Starting a business can feel very lonely, particularly not knowing who to share your plans with. Your coworkers probably think you're crazy to be leaving a good job. Your lawyer will tell you to incorporate, you're accountant will advise setting up QuickBooks, your priest may recommend confession. Typically this is not the right startup advice, with the possible exception of confession, mainly because each of these so-called advisors are employees, and they don't get it. They each work for somebody else -- -- they probably have never formed a new business and they have a boss they must report to. The employee mentality is totally different than the employer mentality -- this initial advice instead of empowering the entrepreneur, often becomes a barrier.

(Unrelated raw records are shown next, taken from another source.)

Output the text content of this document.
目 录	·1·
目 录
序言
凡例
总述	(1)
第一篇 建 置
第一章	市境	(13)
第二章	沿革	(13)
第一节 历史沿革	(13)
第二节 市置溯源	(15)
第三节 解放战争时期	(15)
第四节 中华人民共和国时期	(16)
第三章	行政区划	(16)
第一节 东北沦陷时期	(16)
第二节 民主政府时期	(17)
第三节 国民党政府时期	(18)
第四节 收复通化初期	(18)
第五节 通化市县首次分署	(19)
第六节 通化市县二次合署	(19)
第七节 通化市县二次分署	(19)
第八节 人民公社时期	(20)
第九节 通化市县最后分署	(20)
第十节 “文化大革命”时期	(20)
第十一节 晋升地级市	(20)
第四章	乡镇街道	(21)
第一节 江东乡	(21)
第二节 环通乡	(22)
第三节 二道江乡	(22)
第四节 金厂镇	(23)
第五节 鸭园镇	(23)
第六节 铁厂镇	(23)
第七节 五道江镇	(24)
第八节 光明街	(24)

It is best to talk to people who have been there -- -- successful entrepreneurs who have indeed formed new businesses. They know well the mis-advice and, in some cases, social stigma that is not only untimely but can discourage the startup. Successful entrepreneurs have a penetrating clarity that can simplify your startup. Instead of all the above mentioned advice they would tell you that you only need one thing to start, a paying customer.

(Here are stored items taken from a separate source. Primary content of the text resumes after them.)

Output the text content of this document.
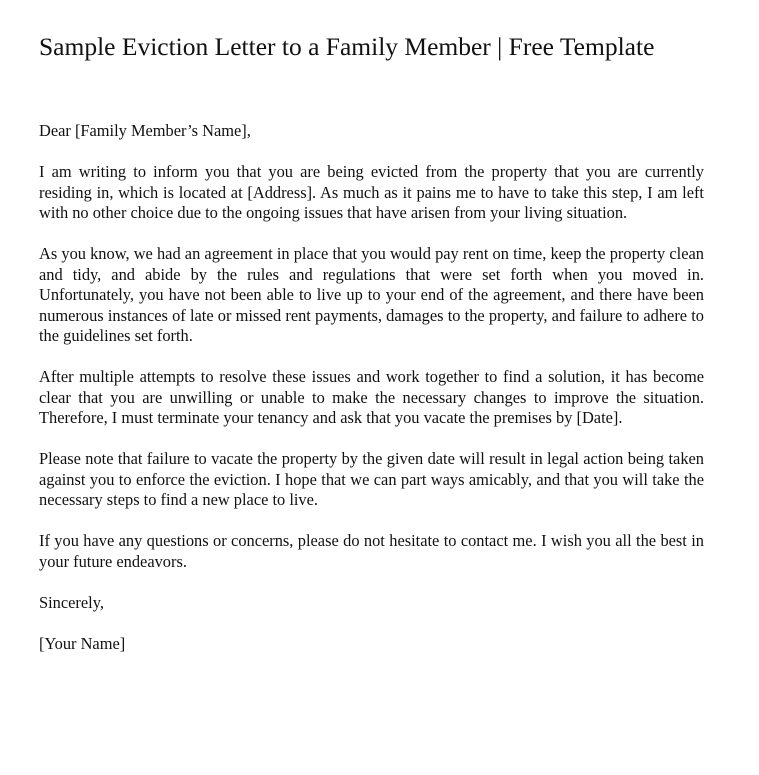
Sample Eviction Letter to a Family Member | Free Template

Dear [Family Member’s Name],

I am writing to inform you that you are being evicted from the property that you are currently residing in, which is located at [Address]. As much as it pains me to have to take this step, I am left with no other choice due to the ongoing issues that have arisen from your living situation.

As you know, we had an agreement in place that you would pay rent on time, keep the property clean and tidy, and abide by the rules and regulations that were set forth when you moved in. Unfortunately, you have not been able to live up to your end of the agreement, and there have been numerous instances of late or missed rent payments, damages to the property, and failure to adhere to the guidelines set forth.

After multiple attempts to resolve these issues and work together to find a solution, it has become clear that you are unwilling or unable to make the necessary changes to improve the situation. Therefore, I must terminate your tenancy and ask that you vacate the premises by [Date].

Please note that failure to vacate the property by the given date will result in legal action being taken against you to enforce the eviction. I hope that we can part ways amicably, and that you will take the necessary steps to find a new place to live.

If you have any questions or concerns, please do not hesitate to contact me. I wish you all the best in your future endeavors.

Sincerely,

[Your Name]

Our entrepreneur mentors remember well and will recount with passion their transition into a new startup. More than a business start up it is a rite of passage, a baptism of fire in birthing a new enterprise, the transition from the employed to the employing, from performing a job to building your own dream.
Their beginning, like yours, was fueled by a dream, and like you they acted on it. They had the same self-doubt and hesitation and often discouragement --- but unlike advisers who work for somebody else these entrepreneurs took the risk and acted on building their dream.
They have volunteered their time and expertise to help with your transition.